Intolerance rears its ugly head

Credit: Getty Images / Dane Mark
Few things are more tiresome than pundits discussing punditry. Nonetheless, the controversy over the hiring of former National Review correspondent Kevin Williamson as a columnist for The Atlantic says some important things about the media and intellectual diversity in today’s America.
The news that Williamson, whose first online column for The Atlantic appeared Monday, was joining the venerable center-left magazine’s roster of contributors sparked a firestorm of outrage on the left — on Twitter and in progressive publications. He was denounced as a racist and misogynist bigot, and The Atlantic was assailed for its willingness to publish conservatives with terrible opinions as long as they hate Donald Trump. Williamson, author of the 2015 book “The Case Against Trump,” is the quintessential #NeverTrump conservative.
Much of the outrage focused on a 2014 Twitter exchange in which Williamson argued that abortion should be treated like a homicide; when asked whether he would imprison women who have abortions and medics who perform them, he replied, “I had hanging more in mind.” In context, it’s clear he was being confrontational rather than advocating actual policy — especially because he has written elsewhere that he leans against capital punishment. Williamson, who deleted his Twitter account in February, did not respond to a request for comment.
One can certainly find those tweets ill-advised and appalling, as I did when I saw them at the time. But let those who have never trolled cast the first stone. Feminist commentator Jessica Valenti, the most determined anti-Williamson crusader, once tweeted a photo of herself in a T-shirt that said, “I bathe in male tears” — and wrote a column defending male-bashing as a justified female reaction to sexism. It’s easy to find other examples of noxious things said by leftists on Twitter and in other venues. To let them off the hook yet banish Williamson would be a blatant double standard.
Williamson, a brilliant and interesting writer, can be not only provocative but also insensitive; his enemies on the right have also blasted him as hateful for his scathing commentary on Trump’s white working-class supporters.

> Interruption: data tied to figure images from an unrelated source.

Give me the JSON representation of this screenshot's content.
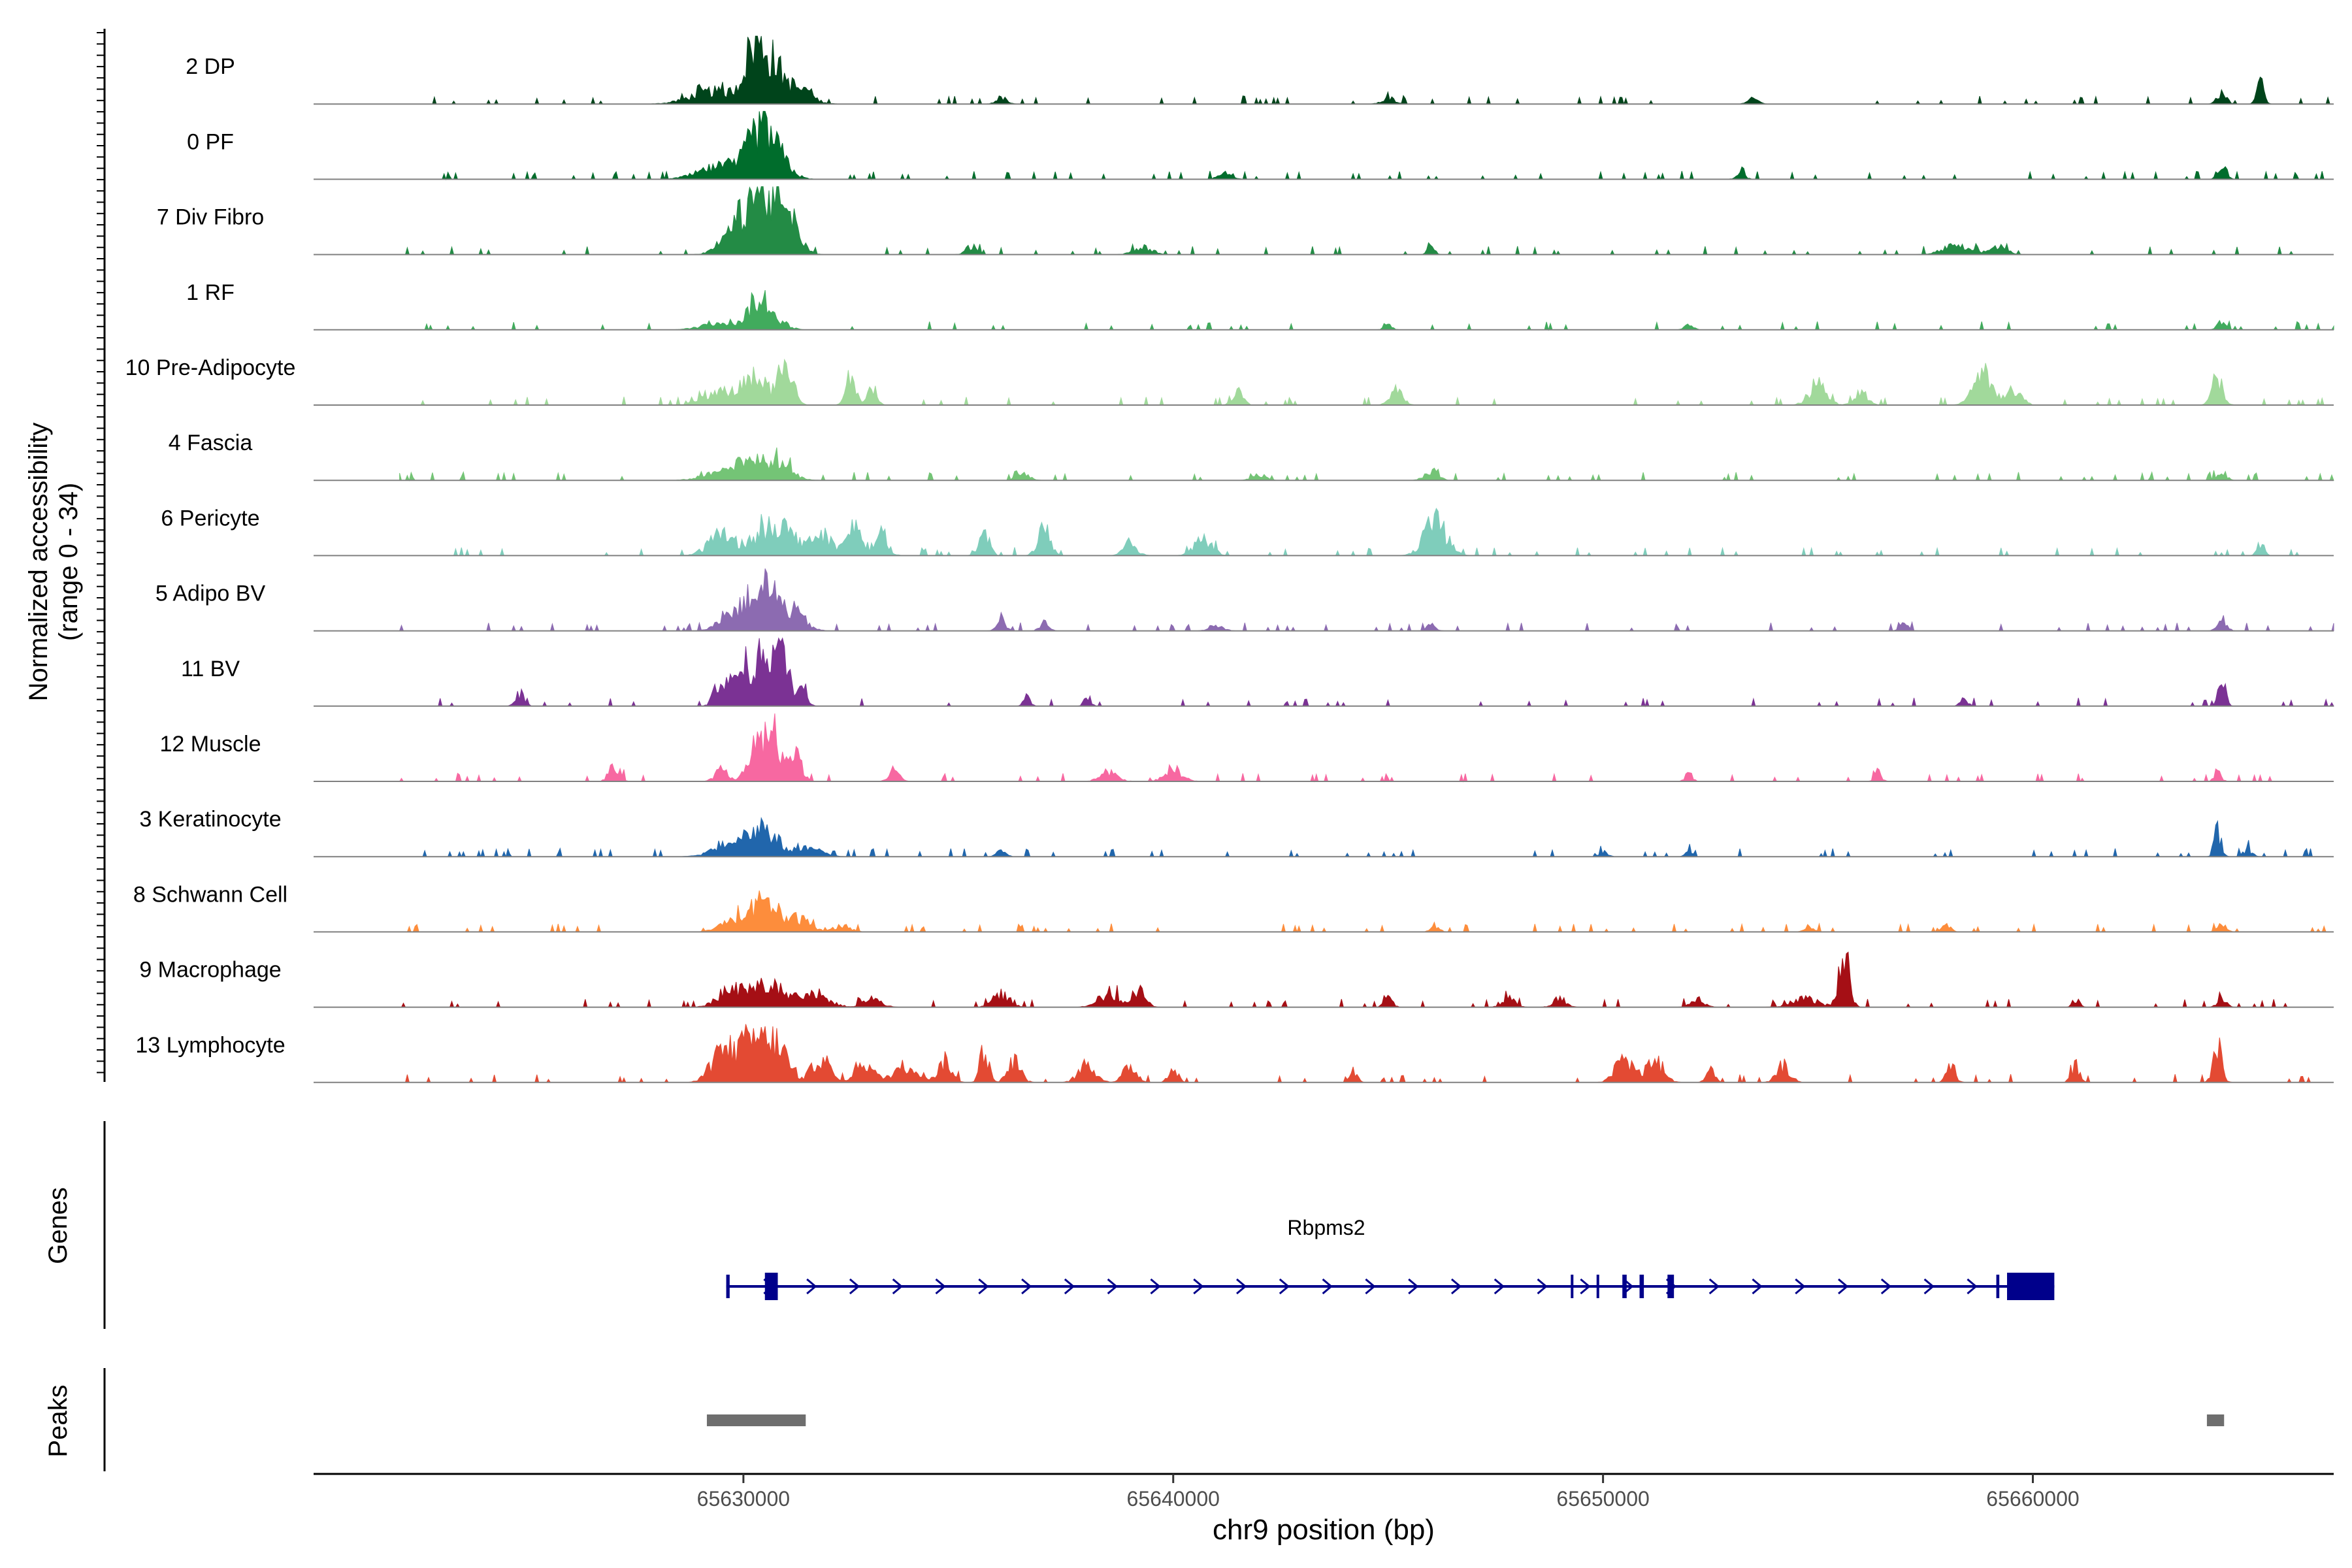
{
  "chart_data": {
    "type": "area",
    "title": "",
    "ylabel_line1": "Normalized accessibility",
    "ylabel_line2": "(range 0 - 34)",
    "ylim": [
      0,
      34
    ],
    "xlabel": "chr9 position (bp)",
    "xlim": [
      65620000,
      65667000
    ],
    "x_ticks": [
      65630000,
      65640000,
      65650000,
      65660000
    ],
    "x_tick_labels": [
      "65630000",
      "65640000",
      "65650000",
      "65660000"
    ],
    "track_start": 65622000,
    "track_end": 65667000,
    "tracks": [
      {
        "name": "2 DP",
        "color": "#00441b",
        "peaks": [
          [
            65630200,
            220,
            9
          ],
          [
            65630600,
            300,
            10
          ],
          [
            65629300,
            500,
            3
          ],
          [
            65631300,
            300,
            3
          ],
          [
            65636000,
            120,
            1.5
          ],
          [
            65645000,
            150,
            1.5
          ],
          [
            65653500,
            120,
            1.2
          ],
          [
            65664400,
            100,
            3
          ],
          [
            65665300,
            80,
            6
          ]
        ]
      },
      {
        "name": "0 PF",
        "color": "#006d2c",
        "peaks": [
          [
            65630300,
            250,
            8
          ],
          [
            65630700,
            300,
            7
          ],
          [
            65629500,
            500,
            3
          ],
          [
            65641200,
            150,
            1.5
          ],
          [
            65653200,
            100,
            1.5
          ],
          [
            65664400,
            100,
            3.5
          ]
        ]
      },
      {
        "name": "7 Div Fibro",
        "color": "#238b45",
        "peaks": [
          [
            65630300,
            250,
            13
          ],
          [
            65630800,
            250,
            10
          ],
          [
            65629800,
            300,
            6
          ],
          [
            65631200,
            200,
            5
          ],
          [
            65635300,
            120,
            2
          ],
          [
            65639300,
            200,
            2
          ],
          [
            65646000,
            80,
            2
          ],
          [
            65658200,
            300,
            2
          ],
          [
            65659200,
            200,
            2
          ]
        ]
      },
      {
        "name": "1 RF",
        "color": "#41ab5d",
        "peaks": [
          [
            65630300,
            200,
            6
          ],
          [
            65630700,
            250,
            3
          ],
          [
            65629500,
            400,
            2
          ],
          [
            65645000,
            100,
            1
          ],
          [
            65652000,
            100,
            1
          ],
          [
            65664400,
            100,
            2
          ]
        ]
      },
      {
        "name": "10 Pre-Adipocyte",
        "color": "#a1d99b",
        "peaks": [
          [
            65631000,
            150,
            12
          ],
          [
            65630300,
            300,
            6
          ],
          [
            65629500,
            400,
            3
          ],
          [
            65632500,
            120,
            5
          ],
          [
            65633000,
            100,
            4
          ],
          [
            65641500,
            120,
            4
          ],
          [
            65645200,
            150,
            3
          ],
          [
            65655000,
            200,
            5
          ],
          [
            65656000,
            150,
            3
          ],
          [
            65658800,
            200,
            8
          ],
          [
            65659500,
            200,
            4
          ],
          [
            65664300,
            120,
            7
          ]
        ]
      },
      {
        "name": "4 Fascia",
        "color": "#74c476",
        "peaks": [
          [
            65630200,
            250,
            5
          ],
          [
            65630800,
            300,
            4
          ],
          [
            65629500,
            400,
            2
          ],
          [
            65636500,
            150,
            1.5
          ],
          [
            65642000,
            150,
            1.5
          ],
          [
            65646000,
            150,
            2.5
          ],
          [
            65664400,
            100,
            2
          ]
        ]
      },
      {
        "name": "6 Pericyte",
        "color": "#7fcdbb",
        "peaks": [
          [
            65630700,
            400,
            8
          ],
          [
            65629500,
            300,
            5
          ],
          [
            65631800,
            300,
            5
          ],
          [
            65632600,
            150,
            7
          ],
          [
            65633200,
            150,
            6
          ],
          [
            65635600,
            120,
            5
          ],
          [
            65637000,
            150,
            6
          ],
          [
            65639000,
            150,
            3
          ],
          [
            65640700,
            200,
            4
          ],
          [
            65646100,
            250,
            8
          ],
          [
            65665300,
            80,
            3
          ]
        ]
      },
      {
        "name": "5 Adipo BV",
        "color": "#8c6bb1",
        "peaks": [
          [
            65630500,
            300,
            11
          ],
          [
            65629800,
            300,
            5
          ],
          [
            65631200,
            250,
            4
          ],
          [
            65636000,
            100,
            3
          ],
          [
            65637000,
            100,
            2
          ],
          [
            65641000,
            150,
            1.5
          ],
          [
            65646000,
            100,
            1.5
          ],
          [
            65657000,
            100,
            2
          ],
          [
            65664400,
            100,
            3
          ]
        ]
      },
      {
        "name": "11 BV",
        "color": "#7b3294",
        "peaks": [
          [
            65630500,
            200,
            12
          ],
          [
            65630900,
            200,
            11
          ],
          [
            65629500,
            150,
            7
          ],
          [
            65630000,
            200,
            8
          ],
          [
            65631400,
            100,
            4
          ],
          [
            65624800,
            100,
            3
          ],
          [
            65636600,
            80,
            2
          ],
          [
            65638000,
            80,
            2
          ],
          [
            65658400,
            80,
            2
          ],
          [
            65664400,
            80,
            6
          ]
        ]
      },
      {
        "name": "12 Muscle",
        "color": "#f768a1",
        "peaks": [
          [
            65630700,
            150,
            13
          ],
          [
            65630300,
            200,
            8
          ],
          [
            65631200,
            150,
            6
          ],
          [
            65627000,
            120,
            4
          ],
          [
            65629500,
            150,
            3
          ],
          [
            65633500,
            120,
            3
          ],
          [
            65638500,
            200,
            2
          ],
          [
            65640000,
            200,
            3
          ],
          [
            65652000,
            80,
            2
          ],
          [
            65656400,
            80,
            2
          ],
          [
            65664300,
            80,
            2
          ]
        ]
      },
      {
        "name": "3 Keratinocyte",
        "color": "#2166ac",
        "peaks": [
          [
            65630500,
            300,
            6
          ],
          [
            65629800,
            400,
            4
          ],
          [
            65631500,
            300,
            2
          ],
          [
            65636000,
            100,
            1.5
          ],
          [
            65650000,
            100,
            1.2
          ],
          [
            65652000,
            80,
            1.5
          ],
          [
            65664300,
            80,
            6
          ],
          [
            65665000,
            100,
            1.5
          ]
        ]
      },
      {
        "name": "8 Schwann Cell",
        "color": "#fd8d3c",
        "peaks": [
          [
            65630500,
            300,
            7
          ],
          [
            65629800,
            300,
            3
          ],
          [
            65631300,
            250,
            3
          ],
          [
            65632300,
            200,
            1.5
          ],
          [
            65646100,
            100,
            1.5
          ],
          [
            65654800,
            100,
            1.5
          ],
          [
            65658000,
            100,
            1.5
          ],
          [
            65664400,
            100,
            2
          ]
        ]
      },
      {
        "name": "9 Macrophage",
        "color": "#a50f15",
        "peaks": [
          [
            65655600,
            120,
            14
          ],
          [
            65629700,
            300,
            4
          ],
          [
            65630600,
            400,
            5
          ],
          [
            65631700,
            300,
            3
          ],
          [
            65633000,
            200,
            2
          ],
          [
            65636000,
            200,
            3
          ],
          [
            65638500,
            250,
            3
          ],
          [
            65639200,
            150,
            4
          ],
          [
            65645000,
            100,
            2
          ],
          [
            65647800,
            150,
            2
          ],
          [
            65649000,
            150,
            2
          ],
          [
            65652200,
            150,
            2
          ],
          [
            65654700,
            300,
            2
          ],
          [
            65661000,
            80,
            2
          ],
          [
            65664400,
            100,
            2
          ]
        ]
      },
      {
        "name": "13 Lymphocyte",
        "color": "#e34a33",
        "peaks": [
          [
            65630200,
            300,
            10
          ],
          [
            65629500,
            250,
            7
          ],
          [
            65630800,
            250,
            8
          ],
          [
            65631800,
            200,
            6
          ],
          [
            65632800,
            200,
            5
          ],
          [
            65633800,
            300,
            4
          ],
          [
            65634700,
            150,
            5
          ],
          [
            65635600,
            100,
            8
          ],
          [
            65636300,
            150,
            5
          ],
          [
            65638000,
            200,
            4
          ],
          [
            65639000,
            150,
            4
          ],
          [
            65640000,
            100,
            4
          ],
          [
            65644200,
            80,
            3
          ],
          [
            65650500,
            200,
            6
          ],
          [
            65651200,
            200,
            5
          ],
          [
            65652500,
            100,
            3
          ],
          [
            65654200,
            150,
            4
          ],
          [
            65658100,
            100,
            4
          ],
          [
            65661000,
            100,
            4
          ],
          [
            65664300,
            100,
            8
          ]
        ]
      }
    ],
    "genes_label": "Genes",
    "gene": {
      "name": "Rbpms2",
      "start": 65629600,
      "end": 65660500,
      "strand": "+",
      "exons": [
        [
          65629600,
          65629680
        ],
        [
          65630500,
          65630800
        ],
        [
          65649250,
          65649300
        ],
        [
          65649850,
          65649900
        ],
        [
          65650450,
          65650550
        ],
        [
          65650850,
          65650950
        ],
        [
          65651500,
          65651650
        ],
        [
          65659150,
          65659220
        ],
        [
          65659400,
          65660500
        ]
      ],
      "color": "#00008b"
    },
    "peaks_label": "Peaks",
    "peak_regions": [
      [
        65629150,
        65631450
      ],
      [
        65664050,
        65664450
      ]
    ],
    "peak_color": "#6e6e6e"
  }
}
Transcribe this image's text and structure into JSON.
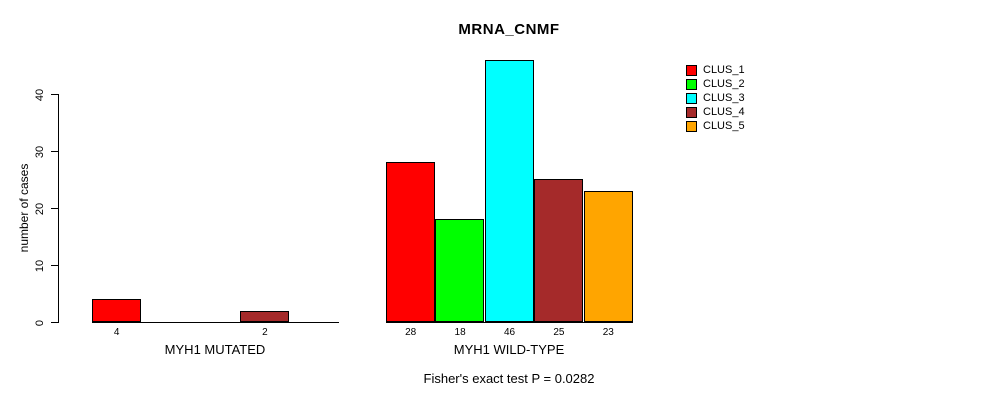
{
  "title": "MRNA_CNMF",
  "footer": "Fisher's exact test P = 0.0282",
  "chart_data": {
    "type": "bar",
    "title": "MRNA_CNMF",
    "xlabel": "",
    "ylabel": "number of cases",
    "ylim": [
      0,
      46
    ],
    "yticks": [
      0,
      10,
      20,
      30,
      40
    ],
    "grid": false,
    "legend_position": "top-right",
    "categories": [
      "MYH1 MUTATED",
      "MYH1 WILD-TYPE"
    ],
    "series": [
      {
        "name": "CLUS_1",
        "color": "#FF0000",
        "values": [
          4,
          28
        ]
      },
      {
        "name": "CLUS_2",
        "color": "#00FF00",
        "values": [
          0,
          18
        ]
      },
      {
        "name": "CLUS_3",
        "color": "#00FFFF",
        "values": [
          0,
          46
        ]
      },
      {
        "name": "CLUS_4",
        "color": "#A52A2A",
        "values": [
          2,
          25
        ]
      },
      {
        "name": "CLUS_5",
        "color": "#FFA500",
        "values": [
          0,
          23
        ]
      }
    ],
    "bar_labels": [
      [
        "4",
        "",
        "",
        "2",
        ""
      ],
      [
        "28",
        "18",
        "46",
        "25",
        "23"
      ]
    ],
    "annotation": "Fisher's exact test P = 0.0282"
  }
}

But the progressive broadsides against him show that for many on the left, the problem isn’t Williamson but any opinion that strays from left-wing cultural dogma.
Thus, New Republic writer Sarah Jones points to Williamson’s belief that “rape culture is a fiction” as evidence of extremism — which would also disqualify Atlantic contributing editor Emily Yoffe, a liberal who criticizes feminist claims of a campus rape epidemic. Media Matters for America, a progressive advocacy group, thinks Williamson is extreme for supporting a ban on abortion at 20 weeks of pregnancy. A Huffington Post piece indicting Williamson also excoriates conservative New York Times columnist Bret Stephens for defending Woody Allen against sexual abuse accusations. Let these critics win, and only the politically correct will have access to respectable platforms.
The issue is not that the mainstream media need more conservatives. What’s needed is more independent thinkers who can look past clichés and are unafraid to skewer any side’s sacred cows. Williamson certainly fits the bill. Let some of them even be pro-Trump if they can make an intelligent argument. Yes, some views should be beyond the pale; but such lines should be drawn carefully, and they shouldn’t be based on combative deleted tweets.
At a time when public discourse has increasingly descended into political tribalism and personal attacks, we need all the intelligent voices we can get — not exclusions based on tribalism.
Cathy Young is a contributing editor to Reason magazine.